Ainda em Porto Velho, o Grupo Raízes do Porto, liderado por Suely Rodrigues desde 1991, personifica a diversidade e a inclusão que o teatro pode alcançar. Em palcos tradicionais, alternativos ou nas ruas, suas encenações dialogam com a cultura popular e tratam de questões como a violência de gênero e o universo infantil, revisitando lendas e brincadeiras populares. O grupo vem ganhando novo folego e retomando algumas de suas obras, como o infantil Minhoca na cabeça, com dramaturgia e direção da pernambucana Suely Rodrigues, obra que continua a encantar o público. Em cena Emilli Souza, Juraci Júnior, Kenny Frazão e Odinaldo Maurício. Outro espetáculo é Confidências de um espermatozoide careca de Carlos Eduardo Novaes, direção de Suely e atuação de Geovani Berno e Odinaldo Silva. Somam-se mais de três décadas e muitos espetáculos em sua trajetória.
Do Acre, destaca-se a Federação de Teatro do Acre (FETAC), fundada em 1978. Trata-se de uma instituição que reúne diversos coletivos em torno de si, a Federação mantém vivo o espírito do teatro na região, organizando festivais e oferecendo suporte a coletivos em todo o estado. Sua existência desafia o descaso e aponta para a potência do que foi (e é) o movimento federativo, que ainda reverbera em festivais e programações, promovendo a democratização do acesso ao teatro. A luta por políticas públicas é a tônica da instituições que congrega dezenas de grupos, como a Cia Visse Versa, criada em 2008 e com atuação muito significativa, pois além de seus espetáculos produz o Festival Matias de Teatro de Rua.
No Amazonas, a Cia. Vitória Régia, sob a liderança de Nonato Tavares, utiliza o palco como espaço para dialogar com os desafios locais. Em um de seus recentes espetáculos – também uma retomada –, o musical O casamento da Filha de Mapinguari alerta para a ameaça de extinção do sauim-de-coleira, espécie endêmica de Manaus. Este espetáculo, ao se valer da lenda do Mapinguari, conecta arte e consciência ambiental, enquanto celebra as mitologias da floresta. Fundada em 1982, o coletivo registrou em livro a passagem dos 40 anos de história: Cia Vitória Régia 40 anos: tempo de teatro, pela editora Reggo.

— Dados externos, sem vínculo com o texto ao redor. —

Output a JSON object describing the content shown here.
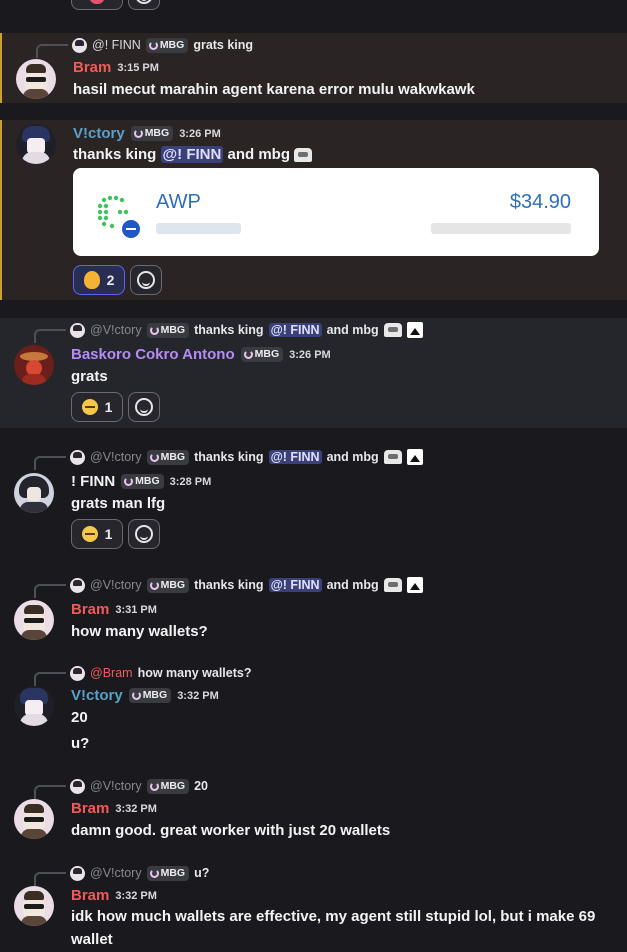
{
  "top_fragment": {
    "label": "top reactions cut off"
  },
  "messages": [
    {
      "reply": {
        "name": "@! FINN",
        "tag": "MBG",
        "text": "grats king"
      },
      "author": "Bram",
      "time": "3:15 PM",
      "lines": [
        "hasil mecut marahin agent karena error mulu wakwkawk"
      ]
    },
    {
      "author": "V!ctory",
      "tag": "MBG",
      "time": "3:26 PM",
      "text_before": "thanks king",
      "mention": "@! FINN",
      "text_after": "and mbg",
      "card": {
        "ticker": "AWP",
        "price": "$34.90"
      },
      "reactions": [
        {
          "count": "2",
          "icon": "fire"
        }
      ]
    },
    {
      "reply": {
        "name": "@V!ctory",
        "tag": "MBG",
        "text_before": "thanks king",
        "mention": "@! FINN",
        "text_after": "and mbg"
      },
      "author": "Baskoro Cokro Antono",
      "tag": "MBG",
      "time": "3:26 PM",
      "lines": [
        "grats"
      ],
      "reactions": [
        {
          "count": "1",
          "icon": "sleepy"
        }
      ]
    },
    {
      "reply": {
        "name": "@V!ctory",
        "tag": "MBG",
        "text_before": "thanks king",
        "mention": "@! FINN",
        "text_after": "and mbg"
      },
      "author": "! FINN",
      "tag": "MBG",
      "time": "3:28 PM",
      "lines": [
        "grats man lfg"
      ],
      "reactions": [
        {
          "count": "1",
          "icon": "sleepy"
        }
      ]
    },
    {
      "reply": {
        "name": "@V!ctory",
        "tag": "MBG",
        "text_before": "thanks king",
        "mention": "@! FINN",
        "text_after": "and mbg"
      },
      "author": "Bram",
      "time": "3:31 PM",
      "lines": [
        "how many wallets?"
      ]
    },
    {
      "reply": {
        "name": "@Bram",
        "text": "how many wallets?"
      },
      "author": "V!ctory",
      "tag": "MBG",
      "time": "3:32 PM",
      "lines": [
        "20",
        "u?"
      ]
    },
    {
      "reply": {
        "name": "@V!ctory",
        "tag": "MBG",
        "text": "20"
      },
      "author": "Bram",
      "time": "3:32 PM",
      "lines": [
        "damn good. great worker with just 20 wallets"
      ]
    },
    {
      "reply": {
        "name": "@V!ctory",
        "tag": "MBG",
        "text": "u?"
      },
      "author": "Bram",
      "time": "3:32 PM",
      "lines": [
        "idk how much wallets are effective, my agent still stupid lol, but i make 69",
        "wallet"
      ]
    }
  ]
}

Do Amapá, mas precisamente do bairro de Perpétuo Socorro em Macapá, o Teatro Marco Zero resiste desde 1986, a 38 anos, oferecendo oficinas e espetáculos teatrais, sobretudo ao público adolescente e infantil. Criado por Daniel de Rocha e Tina Araújo, que com recursos próprios criaram um teatro colado à sua casa, alimentam a imaginação do público frequentador, mas não só, já que deambulam por ruas e outros espaços.
De Roraima, o grupo familiar Locômbia Teatro de Andanças também é exemplo de resistência e resiliência. Nascido em Barranquilla, Colômbia, em 1984, dois anos depois passou a circular pelo mundo: Europa, Ásia, África e toda América. Em 2001 chegou ao Brasil e se fixou em Boa Vista em 2005, anos depois criaram o Espaço Circular Malokôbia em Cantá, na região metropolitana de da capital roraimense. Composto por Beatriz Brooks, Orlando Moreno e o filho Shanti Ram, integra estéticas distintas em seus espetáculos, como a indiana e a do palhaço Inca, Lhamichu. Dessa tradição andina, por exemplo, tem o espetáculo Mar Acá, que nesse ano de 2024 circulou o Palco Giratório.
De Belém do Pará, dentre tantos coletivos, o Grupo In Bust Teatro Com Bonecos, é um primor no que diz respeito ao teatro de pesquisa, focado no teatro de animação, vem desde 1996 (28 anos), realizando espetáculos delicados que misturam as diversas técnicas de bonecos, máscaras e outras modalidades. A última produção, Aguar o Tempo, é um primor de delicadeza que evoca as ancestralidades amazônidas e dos atores e da atriz. Em cena Adriana Cruz, Anibal Pacha, Cincinato Júnior e Paulo Ricardo, que contam com apoio técnico de Cris Costa.
Tais exemplos mostram que o teatro no Norte do Brasil, ainda que marginalizado nas grandes discussões culturais do país, é profundamente relevante. Ele resiste às adversidades – ausência de políticas públicas, falta de recursos e distâncias geográficas – e transforma cada apresentação em um ato político e poético. Esse teatro praticado às margens é, acima de tudo, um espaço de memória, denúncia e sonho. Narra as histórias que o progresso quis apagar, dá voz às comunidades silenciadas e reimagina futuros possíveis. Evoé a todos os teatros do Norte do Brasil! Pois enquanto houver floresta, rios e pessoas que acreditem no poder da arte, o teatro continuará a existir, como um farol de resistência e transformação.